Head dim too small under quantisation	Quantising to int8 hurts a lot.	Each head has d_h = d/h. For small d_h (e.g. 64), int8 quantisation has poor resolution. Larger d_h is more quant-robust → fewer heads, larger heads, GQA-style.
`1/math.sqrt(d_k)` vs `math.sqrt(1/d_k)`	Subtle training instability in fp16.	For small d_k, `1/d_k` can underflow in fp16; `1/math.sqrt(d_k)` is the safe form. Equivalent in fp32 but not in low precision.
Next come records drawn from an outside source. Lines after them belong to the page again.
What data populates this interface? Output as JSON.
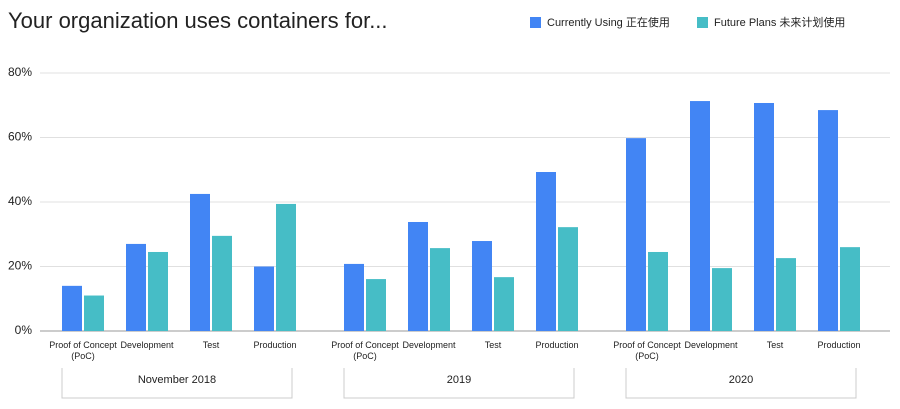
{
  "chart_data": {
    "type": "bar",
    "title": "Your organization uses containers for...",
    "groups": [
      {
        "name": "November 2018",
        "categories": [
          "Proof of Concept (PoC)",
          "Development",
          "Test",
          "Production"
        ]
      },
      {
        "name": "2019",
        "categories": [
          "Proof of Concept (PoC)",
          "Development",
          "Test",
          "Production"
        ]
      },
      {
        "name": "2020",
        "categories": [
          "Proof of Concept (PoC)",
          "Development",
          "Test",
          "Production"
        ]
      }
    ],
    "series": [
      {
        "name": "Currently Using 正在使用",
        "color": "#4285f4",
        "values": [
          [
            14,
            27,
            42.5,
            20
          ],
          [
            20.8,
            33.8,
            27.9,
            49.3
          ],
          [
            59.8,
            71.3,
            70.7,
            68.5
          ]
        ]
      },
      {
        "name": "Future Plans 未来计划使用",
        "color": "#46bdc6",
        "values": [
          [
            11,
            24.5,
            29.5,
            39.4
          ],
          [
            16.1,
            25.7,
            16.7,
            32.2
          ],
          [
            24.5,
            19.5,
            22.6,
            26
          ]
        ]
      }
    ],
    "ylim": [
      0,
      80
    ],
    "yticks": [
      {
        "value": 0,
        "label": "0%"
      },
      {
        "value": 20,
        "label": "20%"
      },
      {
        "value": 40,
        "label": "40%"
      },
      {
        "value": 60,
        "label": "60%"
      },
      {
        "value": 80,
        "label": "80%"
      }
    ],
    "grid": true,
    "legend": "top-right"
  }
}
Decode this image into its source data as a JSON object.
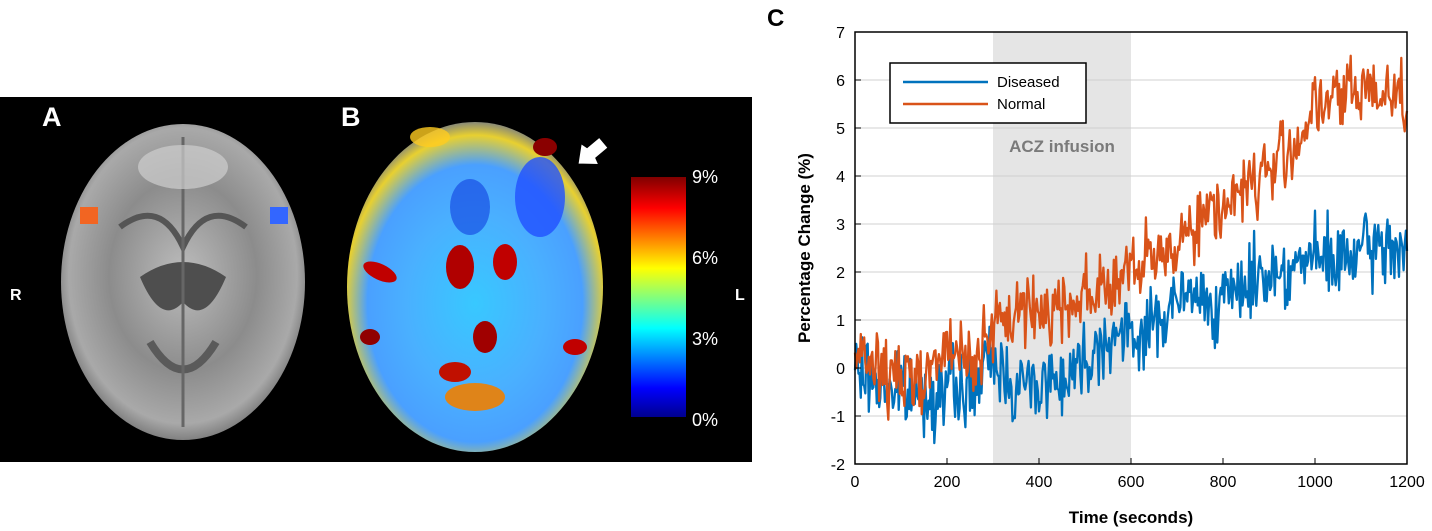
{
  "panels": {
    "a_label": "A",
    "b_label": "B",
    "c_label": "C",
    "right_side": "R",
    "left_side": "L",
    "colorbar_ticks": [
      "9%",
      "6%",
      "3%",
      "0%"
    ],
    "roi_colors": {
      "normal": "#f26522",
      "diseased": "#3366ff"
    }
  },
  "chart_data": {
    "type": "line",
    "xlabel": "Time (seconds)",
    "ylabel": "Percentage Change (%)",
    "xlim": [
      0,
      1200
    ],
    "ylim": [
      -2,
      7
    ],
    "xticks": [
      "0",
      "200",
      "400",
      "600",
      "800",
      "1000",
      "1200"
    ],
    "yticks": [
      "-2",
      "-1",
      "0",
      "1",
      "2",
      "3",
      "4",
      "5",
      "6",
      "7"
    ],
    "grid": "horizontal",
    "legend_position": "top-left",
    "annotation": {
      "text": "ACZ infusion",
      "x_range": [
        300,
        600
      ]
    },
    "x": [
      0,
      50,
      100,
      150,
      200,
      250,
      300,
      350,
      400,
      450,
      500,
      550,
      600,
      650,
      700,
      750,
      800,
      850,
      900,
      950,
      1000,
      1050,
      1100,
      1150,
      1200
    ],
    "series": [
      {
        "name": "Diseased",
        "color": "#0072bd",
        "values": [
          0.0,
          -0.3,
          -0.5,
          -0.6,
          -0.4,
          -0.5,
          0.2,
          -0.4,
          -0.3,
          -0.2,
          0.2,
          0.7,
          0.6,
          0.9,
          1.4,
          1.5,
          1.3,
          1.8,
          2.0,
          2.1,
          2.3,
          2.2,
          2.4,
          2.5,
          2.6
        ]
      },
      {
        "name": "Normal",
        "color": "#d95319",
        "values": [
          0.2,
          0.0,
          -0.3,
          0.0,
          0.3,
          0.2,
          0.7,
          1.2,
          1.2,
          1.3,
          1.6,
          1.7,
          2.0,
          2.2,
          2.7,
          3.1,
          3.4,
          3.8,
          4.1,
          4.6,
          5.4,
          5.6,
          5.8,
          5.8,
          5.7
        ]
      }
    ]
  }
}
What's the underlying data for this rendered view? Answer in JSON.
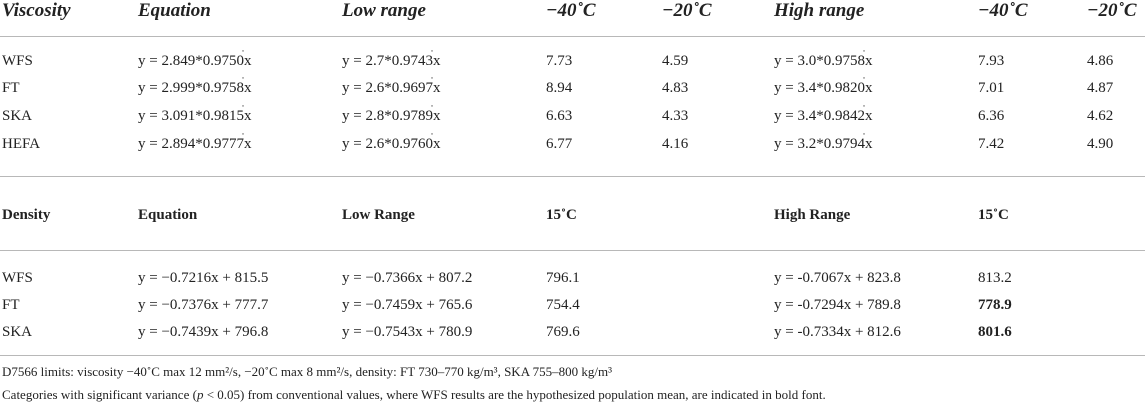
{
  "viscosity": {
    "headers": [
      "Viscosity",
      "Equation",
      "Low range",
      "−40˚C",
      "−20˚C",
      "High range",
      "−40˚C",
      "−20˚C"
    ],
    "rows": [
      [
        "WFS",
        "y = 2.849*0.9750",
        "y = 2.7*0.9743",
        "7.73",
        "4.59",
        "y = 3.0*0.9758",
        "7.93",
        "4.86"
      ],
      [
        "FT",
        "y = 2.999*0.9758",
        "y = 2.6*0.9697",
        "8.94",
        "4.83",
        "y = 3.4*0.9820",
        "7.01",
        "4.87"
      ],
      [
        "SKA",
        "y = 3.091*0.9815",
        "y = 2.8*0.9789",
        "6.63",
        "4.33",
        "y = 3.4*0.9842",
        "6.36",
        "4.62"
      ],
      [
        "HEFA",
        "y = 2.894*0.9777",
        "y = 2.6*0.9760",
        "6.77",
        "4.16",
        "y = 3.2*0.9794",
        "7.42",
        "4.90"
      ]
    ],
    "exp_var": "x"
  },
  "density": {
    "headers": [
      "Density",
      "Equation",
      "Low Range",
      "15˚C",
      "High Range",
      "15˚C"
    ],
    "rows": [
      [
        "WFS",
        "y = −0.7216x + 815.5",
        "y = −0.7366x + 807.2",
        "796.1",
        "y = -0.7067x + 823.8",
        "813.2"
      ],
      [
        "FT",
        "y = −0.7376x + 777.7",
        "y = −0.7459x + 765.6",
        "754.4",
        "y = -0.7294x + 789.8",
        "778.9"
      ],
      [
        "SKA",
        "y = −0.7439x + 796.8",
        "y = −0.7543x + 780.9",
        "769.6",
        "y = -0.7334x + 812.6",
        "801.6"
      ]
    ],
    "bold_high_values": [
      false,
      true,
      true
    ]
  },
  "notes": {
    "limits": "D7566 limits: viscosity −40˚C max 12 mm²/s, −20˚C max 8 mm²/s, density: FT 730–770 kg/m³, SKA 755–800 kg/m³",
    "significance_a": "Categories with significant variance (",
    "significance_p": "p",
    "significance_b": " < 0.05) from conventional values, where WFS results are the hypothesized population mean, are indicated in bold font."
  }
}
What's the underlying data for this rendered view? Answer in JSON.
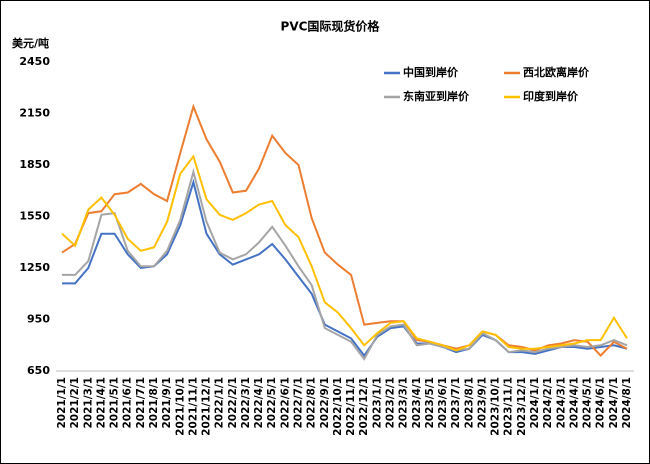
{
  "chart_data": {
    "type": "line",
    "title": "PVC国际现货价格",
    "y_label": "美元/吨",
    "categories": [
      "2021/1/1",
      "2021/2/1",
      "2021/3/1",
      "2021/4/1",
      "2021/5/1",
      "2021/6/1",
      "2021/7/1",
      "2021/8/1",
      "2021/9/1",
      "2021/10/1",
      "2021/11/1",
      "2021/12/1",
      "2022/1/1",
      "2022/2/1",
      "2022/3/1",
      "2022/4/1",
      "2022/5/1",
      "2022/6/1",
      "2022/7/1",
      "2022/8/1",
      "2022/9/1",
      "2022/10/1",
      "2022/11/1",
      "2022/12/1",
      "2023/1/1",
      "2023/2/1",
      "2023/3/1",
      "2023/4/1",
      "2023/5/1",
      "2023/6/1",
      "2023/7/1",
      "2023/8/1",
      "2023/9/1",
      "2023/10/1",
      "2023/11/1",
      "2023/12/1",
      "2024/1/1",
      "2024/2/1",
      "2024/3/1",
      "2024/4/1",
      "2024/5/1",
      "2024/6/1",
      "2024/7/1",
      "2024/8/1"
    ],
    "ylim": [
      650,
      2450
    ],
    "yticks": [
      650,
      950,
      1250,
      1550,
      1850,
      2150,
      2450
    ],
    "grid": false,
    "series": [
      {
        "name": "中国到岸价",
        "color": "#4472c4",
        "values": [
          1160,
          1160,
          1250,
          1450,
          1450,
          1330,
          1250,
          1260,
          1330,
          1500,
          1750,
          1450,
          1330,
          1270,
          1300,
          1330,
          1390,
          1300,
          1200,
          1100,
          920,
          880,
          840,
          740,
          850,
          900,
          910,
          810,
          810,
          790,
          760,
          780,
          860,
          830,
          760,
          760,
          750,
          770,
          790,
          790,
          780,
          790,
          800,
          780
        ]
      },
      {
        "name": "西北欧离岸价",
        "color": "#ed7d31",
        "values": [
          1340,
          1390,
          1570,
          1580,
          1680,
          1690,
          1740,
          1680,
          1640,
          1920,
          2190,
          2000,
          1870,
          1690,
          1700,
          1830,
          2020,
          1920,
          1850,
          1540,
          1340,
          1270,
          1210,
          920,
          930,
          940,
          940,
          830,
          820,
          800,
          780,
          800,
          880,
          860,
          800,
          790,
          770,
          800,
          810,
          830,
          820,
          740,
          820,
          780
        ]
      },
      {
        "name": "东南亚到岸价",
        "color": "#a5a5a5",
        "values": [
          1210,
          1210,
          1290,
          1560,
          1570,
          1350,
          1260,
          1260,
          1350,
          1530,
          1810,
          1520,
          1340,
          1300,
          1330,
          1400,
          1490,
          1380,
          1260,
          1150,
          900,
          860,
          820,
          720,
          860,
          910,
          920,
          800,
          810,
          790,
          770,
          780,
          870,
          830,
          760,
          770,
          760,
          780,
          790,
          800,
          790,
          800,
          830,
          800
        ]
      },
      {
        "name": "印度到岸价",
        "color": "#ffc000",
        "values": [
          1450,
          1380,
          1590,
          1660,
          1560,
          1420,
          1350,
          1370,
          1520,
          1800,
          1900,
          1650,
          1560,
          1530,
          1570,
          1620,
          1640,
          1500,
          1430,
          1260,
          1050,
          990,
          900,
          800,
          870,
          930,
          940,
          840,
          820,
          800,
          770,
          800,
          880,
          860,
          790,
          780,
          780,
          790,
          800,
          810,
          830,
          830,
          960,
          840
        ]
      }
    ]
  }
}
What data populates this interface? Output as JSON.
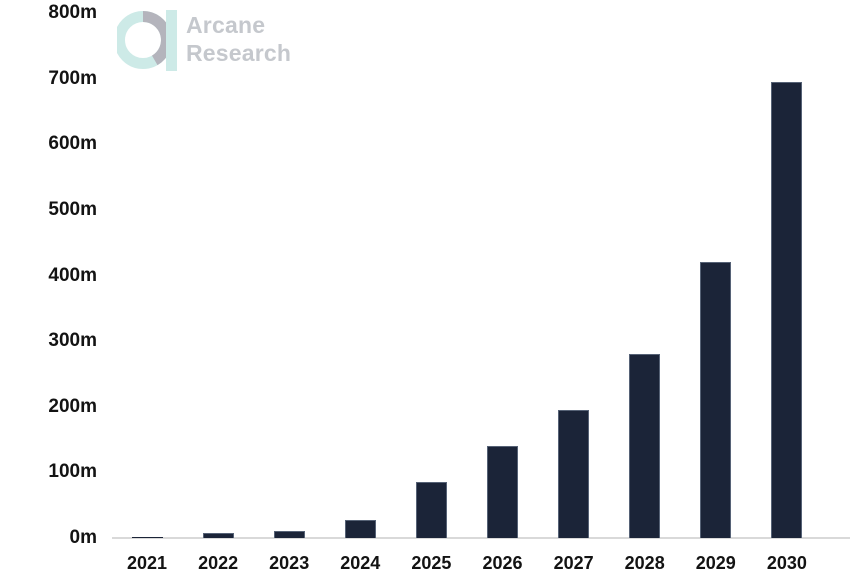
{
  "logo": {
    "brand_line1": "Arcane",
    "brand_line2": "Research",
    "text_color": "#c5c8cd",
    "mark_teal": "#cdeae7",
    "mark_gray": "#b4b4bc"
  },
  "chart_data": {
    "type": "bar",
    "categories": [
      "2021",
      "2022",
      "2023",
      "2024",
      "2025",
      "2026",
      "2027",
      "2028",
      "2029",
      "2030"
    ],
    "values": [
      1,
      7,
      11,
      28,
      85,
      140,
      195,
      280,
      420,
      695
    ],
    "unit": "m",
    "title": "",
    "xlabel": "",
    "ylabel": "",
    "ylim": [
      0,
      800
    ],
    "ytick_step": 100,
    "ytick_labels": [
      "800m",
      "700m",
      "600m",
      "500m",
      "400m",
      "300m",
      "200m",
      "100m",
      "0m"
    ],
    "grid": false,
    "legend": false,
    "bar_color": "#1b2438",
    "axis_line_color": "#d9d9d9",
    "label_color": "#131313"
  }
}
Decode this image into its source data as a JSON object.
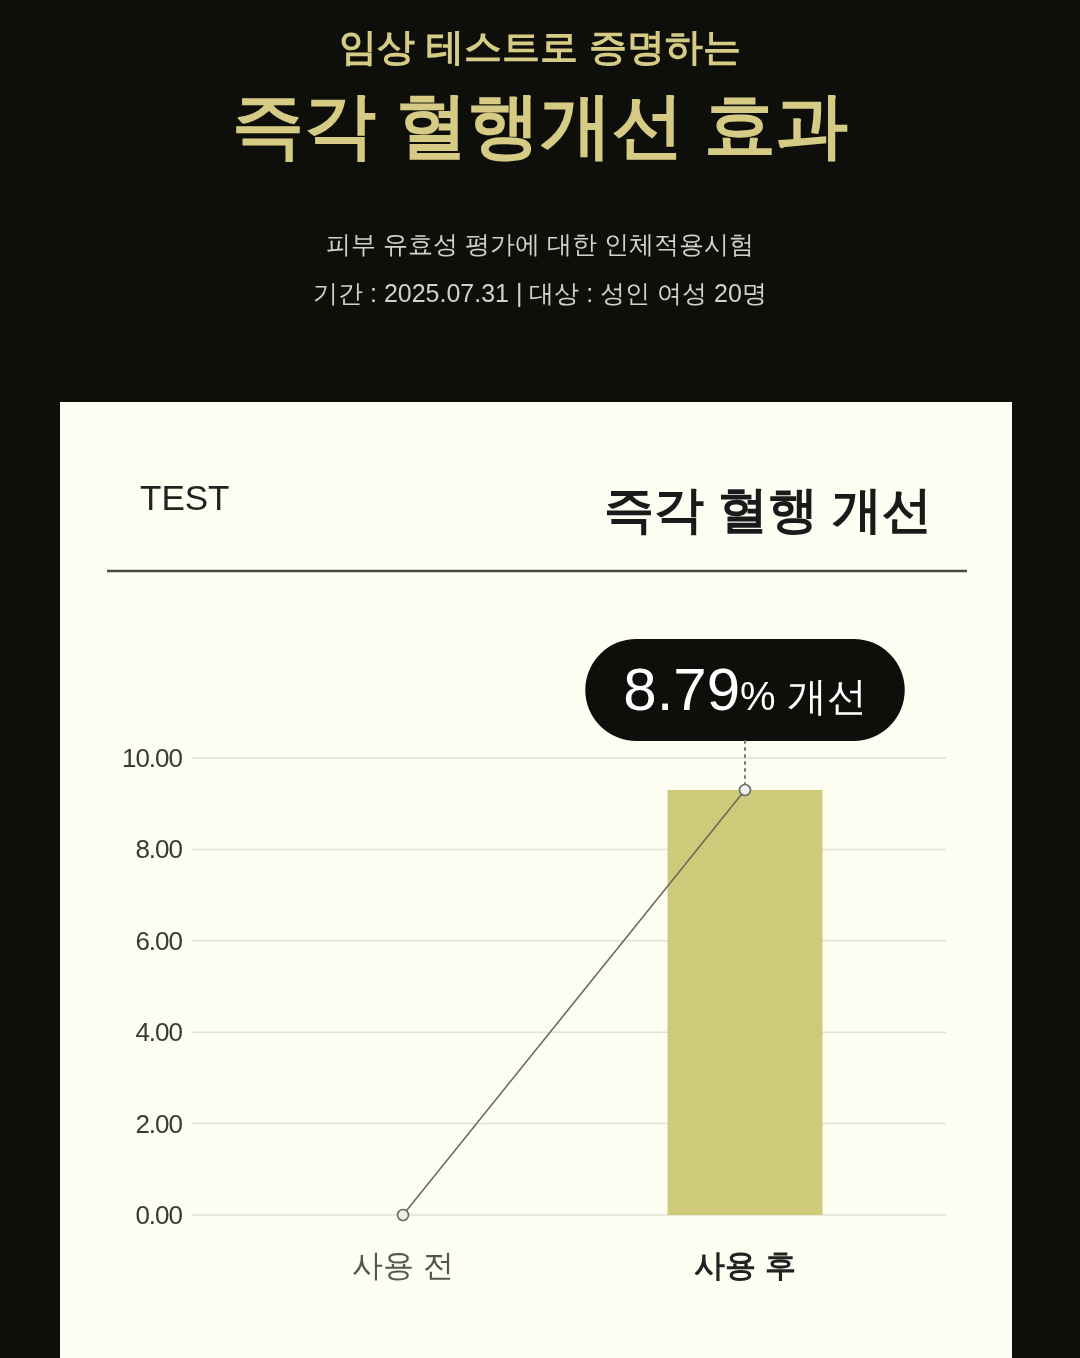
{
  "chart_data": {
    "type": "bar",
    "title": "즉각 혈행개선 효과",
    "subtitle": "임상 테스트로 증명하는",
    "categories": [
      "사용 전",
      "사용 후"
    ],
    "series": [
      {
        "color": "#cfca7a",
        "values": [
          null,
          9.3
        ]
      },
      {
        "type": "line",
        "color": "#6e6b5a",
        "values": [
          0,
          9.3
        ]
      }
    ],
    "marker": "circle",
    "ylim": [
      0,
      10
    ],
    "yticks": [
      {
        "value": 0,
        "label": "0.00"
      },
      {
        "value": 2,
        "label": "2.00"
      },
      {
        "value": 4,
        "label": "4.00"
      },
      {
        "value": 6,
        "label": "6.00"
      },
      {
        "value": 8,
        "label": "8.00"
      },
      {
        "value": 10,
        "label": "10.00"
      }
    ],
    "grid": "y",
    "annotations": [
      "피부 유효성 평가에 대한 인체적용시험",
      "기간 : 2025.07.31 | 대상 : 성인 여성 20명",
      "TEST",
      "즉각 혈행 개선",
      {
        "text": "8.79% 개선",
        "x": "사용 후",
        "y": 9.3
      }
    ]
  }
}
Interview prompts you should be ready for

"Derive the √d_k scaling factor." (Q and K entries iid with var 1 → Q·K has var d_k, std √d_k. Without scaling, softmax saturates → vanishing gradients. Divide by √d_k to keep scores at unit variance.)
"What's the FLOP cost of a single attention layer in a 70B LLaMA at N=4k?" (d=8192, h=64. Per token: QKV+O projections ≈ 4·d² = 268 MFLOPs. Across N=4k tokens: ~1.1 TFLOPs per layer. Attention matmul (Q·K^T + A·V across all heads): ~2·N²·d ≈ 274 GFLOPs per layer per sequence. At N=4k, projections dominate. At N≈2d=16k, attention catches up. At N=32k+, attention dominates — the regime FlashAttention was designed for.)
"GQA: how does grouping save memory if compute is similar?" (GQA doesn't save compute on Q (still h heads of Q computed). It saves KV cache memory: g heads of K, V instead of h. For inference, that's the only thing that matters because KV cache dominates memory and you can serve more concurrent requests.)
"Why isn't the V projection 'data-dependent' like Q and K?" (It is! V also depends on the token. The phrasing is "Q and K determine the weights; V is what's being weighted." V is the content you're aggregating; Q,K determine the aggregation pattern. Symmetric in structure, asymmetric in role.)
"Causal mask in pseudocode — what's the shape and what value goes where?" (N×N matrix, M[i,j] = 0 if j ≤ i, -inf if j > i. Add to S before softmax. Equivalently, set A[i,j] = 0 for j > i after softmax, but that's not equivalent for variable-length sequences where you want the row to sum to 1.)
"You're inferencing a 70B model with 64k context. What's the KV cache for one request?" (MHA: 4 × 80 × 8192 × 64000 × 1 = ~167 GB. Doesn't fit on one H100. GQA-8: 21 GB. Fits. This is why long-context is GQA territory.)
"Cross-attention vs self-attention — what's different?" (Self-attention: Q, K, V all come from the same sequence. Cross-attention: Q comes from one sequence, K, V from another. Used in encoder-decoder transformers and in VLMs (Q is text, K/V is image). Architecturally identical; just different sources for the projections.)

Takeaway

Attention is a learned weighted sum where the weights come from softmax(QK^⊤ / √d_k). Multi-head splits the projection into parallel subspaces. Causal masking enforces the autoregressive constraint. The KV cache makes generation O(N) per token instead of O(N²). GQA/MQA shrink the cache at minimal quality cost. Every detail — √d_k, masking, output projection — has a precise reason. The interview signal is being able to re-derive the formula and explain what would break if you removed any single piece.